Compte tenu de la situation catastrophique de l’offre de pétrole, les responsables politiques américains, européens et japonais se démènent pour convaincre l’Arabie saoudite et les Émirats arabes unis de libérer leurs capacités inutilisées sur le marché. Bien sûr, il y a plusieurs défis à relever.
Tout d’abord, cela impliquerait de rompre l’actuelle coalition OPEP+, car les deux pays dépasseraient leurs quotas de production convenus. Bien sûr, tout est possible, surtout en cas de crise énergétique majeure. Mais en l’état actuel des choses, rien n’indique que l’un ou l’autre pays ait l’intention de rompre l’accord actuel de l’OPEP+.
Pour compliquer les choses, il y a un désaccord croissant entre la Maison Blanche et l’Arabie saoudite et les Émirats arabes unis. Ce désaccord est dû en grande partie au fait que le président Biden a renoncé à soutenir les efforts de chaque pays dans la guerre civile en cours au Yémen. La nouvelle selon laquelle ni l’Arabie saoudite ni les Émirats arabes unis n’ont répondu aux appels téléphoniques de M. Biden pendant les premiers jours de l’invasion russe en Ukraine illustre parfaitement ce désaccord croissant. L’assouplissement de la position de M. Biden à l’égard de l’Iran, le principal rival régional de l’Arabie saoudite, complique encore les choses (nous y reviendrons).

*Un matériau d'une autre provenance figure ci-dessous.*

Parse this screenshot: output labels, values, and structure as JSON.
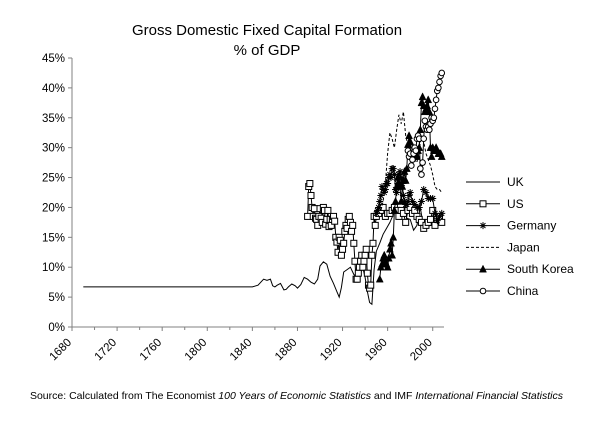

Le deuxième problème est illustré par le graphique ci-dessous : un effondrement de l’activité de forage en Arabie saoudite et dans les Émirats arabes unis, qui a atteint un niveau inférieur de près de 50 % à celui d’avant le COVID :
Afin de libérer pleinement leur capacité de production, il est probable que les deux pays devront relancer l’activité de forage. Cela signifie que même si la décision est prise d’augmenter la production au maximum, il faudra 6 à 12 mois pour atteindre la pleine capacité de production.
Enfin, le fait que les deux pays produisent à pleine capacité effacerait pratiquement toute capacité de réserve du marché. Sans ce tampon d’approvisionnement essentiel, le marché intégrerait probablement une prime de risque d’approvisionnement, maintenant les prix élevés. Dans ce cas, la production supplémentaire de l’Arabie saoudite et des Émirats arabes unis pourrait s’avérer inutile.
Compte tenu de tous ces vents contraires, il n’est pas surprenant que l’administration Biden parcoure le monde à la recherche de tous les barils supplémentaires qu’elle peut trouver, y compris en Iran et au Venezuela.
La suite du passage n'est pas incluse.